Authoring files for the compile plane — shape rules

These govern the file you write (the parser turns its blocks into nodes — full block→node table in references/parser-mapping.md). They don't apply to MemoryWrite payloads, which never parse.

  1. First line is the label. Auto-derived, ≤80 chars. A generic first line ("Notes:", "TODO") gives a useless label.
  2. Heading hierarchy splits a long note into addressable subtrees. H1 = topic, H2 = aspect, H3 = fact. Below H4 rarely earns its keep.
  3. Lists for fact-sets, not paragraphs. - key: value per line keeps each fact independently rankable.
  4. Code blocks for snippets you want verbatim — clean leaves, language tag preserved.
  5. Tables for matrices — one leaf, but cells are searchable.
  6. No horizontal rules to separate sections — the parser drops them. Use a heading.
  7. Don't merge unrelated facts into one paragraph — split into list items or H3s under a shared H2.

Example — a file's content

# Postgres production setup

## Region
- Primary: us-east-1
- Replicas: us-west-2

## Credentials
1Password vault entry: `prod-db`.

## Schema
Migrations in `db/migrate/`.

Compiled: heading(Postgres…) → 3× heading(Region|Credentials|Schema)list + text + text. Each subtree independently fetchable; each fact ranks on its own. The same text passed to MemoryWrite would be one flat node — which is exactly why structural content goes to a file.

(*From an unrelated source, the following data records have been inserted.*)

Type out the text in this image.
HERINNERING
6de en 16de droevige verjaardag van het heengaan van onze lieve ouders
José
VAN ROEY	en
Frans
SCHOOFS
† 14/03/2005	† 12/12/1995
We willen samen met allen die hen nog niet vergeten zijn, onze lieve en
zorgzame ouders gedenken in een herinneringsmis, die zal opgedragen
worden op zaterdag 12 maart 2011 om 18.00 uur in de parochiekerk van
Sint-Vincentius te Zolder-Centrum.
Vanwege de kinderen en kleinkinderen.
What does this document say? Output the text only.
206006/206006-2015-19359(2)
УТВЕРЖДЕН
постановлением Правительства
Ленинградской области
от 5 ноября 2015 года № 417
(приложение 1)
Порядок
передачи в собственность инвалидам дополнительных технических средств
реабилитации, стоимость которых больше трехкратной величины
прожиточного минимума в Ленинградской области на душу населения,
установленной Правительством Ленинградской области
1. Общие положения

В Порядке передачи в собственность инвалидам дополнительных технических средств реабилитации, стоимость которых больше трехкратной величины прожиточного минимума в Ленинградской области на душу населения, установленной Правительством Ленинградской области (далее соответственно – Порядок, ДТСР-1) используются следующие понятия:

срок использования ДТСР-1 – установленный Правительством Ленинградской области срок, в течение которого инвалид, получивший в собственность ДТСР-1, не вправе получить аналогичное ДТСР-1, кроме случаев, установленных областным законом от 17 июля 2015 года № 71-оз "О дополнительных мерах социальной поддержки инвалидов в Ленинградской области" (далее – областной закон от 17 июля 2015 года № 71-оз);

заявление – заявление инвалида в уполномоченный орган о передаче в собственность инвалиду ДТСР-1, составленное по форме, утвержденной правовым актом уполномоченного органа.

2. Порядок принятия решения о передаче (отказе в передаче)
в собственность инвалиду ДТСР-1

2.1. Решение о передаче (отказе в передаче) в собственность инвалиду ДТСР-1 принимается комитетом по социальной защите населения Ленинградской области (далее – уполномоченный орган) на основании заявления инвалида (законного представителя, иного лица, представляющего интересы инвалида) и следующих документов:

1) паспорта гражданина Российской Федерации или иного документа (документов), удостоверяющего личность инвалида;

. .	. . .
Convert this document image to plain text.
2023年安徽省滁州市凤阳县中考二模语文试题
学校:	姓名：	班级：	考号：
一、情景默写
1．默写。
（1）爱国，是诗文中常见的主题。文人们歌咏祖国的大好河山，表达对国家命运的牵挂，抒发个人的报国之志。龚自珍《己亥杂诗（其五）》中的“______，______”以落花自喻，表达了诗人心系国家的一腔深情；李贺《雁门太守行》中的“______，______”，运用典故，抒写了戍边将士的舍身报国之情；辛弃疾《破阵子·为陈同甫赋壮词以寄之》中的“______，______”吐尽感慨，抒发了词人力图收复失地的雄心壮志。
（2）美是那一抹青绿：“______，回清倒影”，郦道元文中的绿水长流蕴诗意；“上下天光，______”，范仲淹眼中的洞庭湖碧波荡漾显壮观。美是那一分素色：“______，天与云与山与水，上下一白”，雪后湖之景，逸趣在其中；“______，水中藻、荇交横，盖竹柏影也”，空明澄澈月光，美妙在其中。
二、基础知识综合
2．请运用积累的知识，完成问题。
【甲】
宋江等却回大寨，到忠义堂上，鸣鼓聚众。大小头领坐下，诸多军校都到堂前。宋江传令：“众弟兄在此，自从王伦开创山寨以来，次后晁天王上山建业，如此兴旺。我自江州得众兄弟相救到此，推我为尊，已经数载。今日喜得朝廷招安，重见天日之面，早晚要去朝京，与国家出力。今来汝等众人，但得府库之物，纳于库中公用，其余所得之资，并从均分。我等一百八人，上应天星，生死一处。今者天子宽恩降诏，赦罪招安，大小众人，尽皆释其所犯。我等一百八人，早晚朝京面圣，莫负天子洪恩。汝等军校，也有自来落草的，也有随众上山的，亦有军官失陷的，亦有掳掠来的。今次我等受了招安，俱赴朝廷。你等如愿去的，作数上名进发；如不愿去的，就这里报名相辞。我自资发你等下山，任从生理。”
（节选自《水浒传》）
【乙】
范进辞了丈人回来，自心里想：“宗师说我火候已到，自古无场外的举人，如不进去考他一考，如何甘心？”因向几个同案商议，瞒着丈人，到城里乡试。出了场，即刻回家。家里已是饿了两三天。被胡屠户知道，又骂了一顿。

MemoryWrite — the flat text plane

remindb__MemoryWrite(payload="<one short fact>")            # create: one text node, raw
remindb__MemoryWrite(anchor="<node_id>", payload="<text>")  # update one node in place
  • Always a single text node, FormatPlain, depth 1, source = mcp:write (it never parses — there is no "heading → tree" here).
  • Update replaces content in place; node_type/parent_id/source preserved. Whole-node replacement, no append/patch.
  • Search-first for an existing anchor before creating (via remind) — updating beats a near-duplicate sibling; parent/type/source/children + temperature history stay.
  • One logical update per call (each snapshots).

Beyond writes

  • File vs flat plane mechanics — $REMINDB_SOURCE, placement, rescan vs MemoryCompile, desync trap → references/write-paths.md
  • Removal / revert / pin / cold-node summarize / recompile + whenreferences/lifecycle.md
  • Wiki-link authoring + manual MemoryRelate edges → references/wiki-links.md
  • Parser block→node table + compaction rules → references/parser-mapping.md

Common traps

  • MemoryWrite doesn't parse. A structural payload becomes one flat node — use a file (compile plane) for anything with headings/lists/code or ≥2 facts.
  • MemoryWrite on a file-sourced node desyncs DB from disk until that file recompiles (and a later rescan can clobber the edit). For file-sourced content, edit the file + recompile.
  • Empty-content overwrite is not deletion. It sits at default warmth, pollutes search, leaves a phantom. Use MemoryForget.
  • mode=cascademode=reparent. Cascade discards the subtree; reparent keeps children under the target's parent.
  • You can't reparent by rewriting headings. MemoryWrite with an anchor preserves parent_id. Use MemoryForget mode=reparent.
  • Never put a secret in a payload or file. Record its location (vault path / 1Password entry), not its value.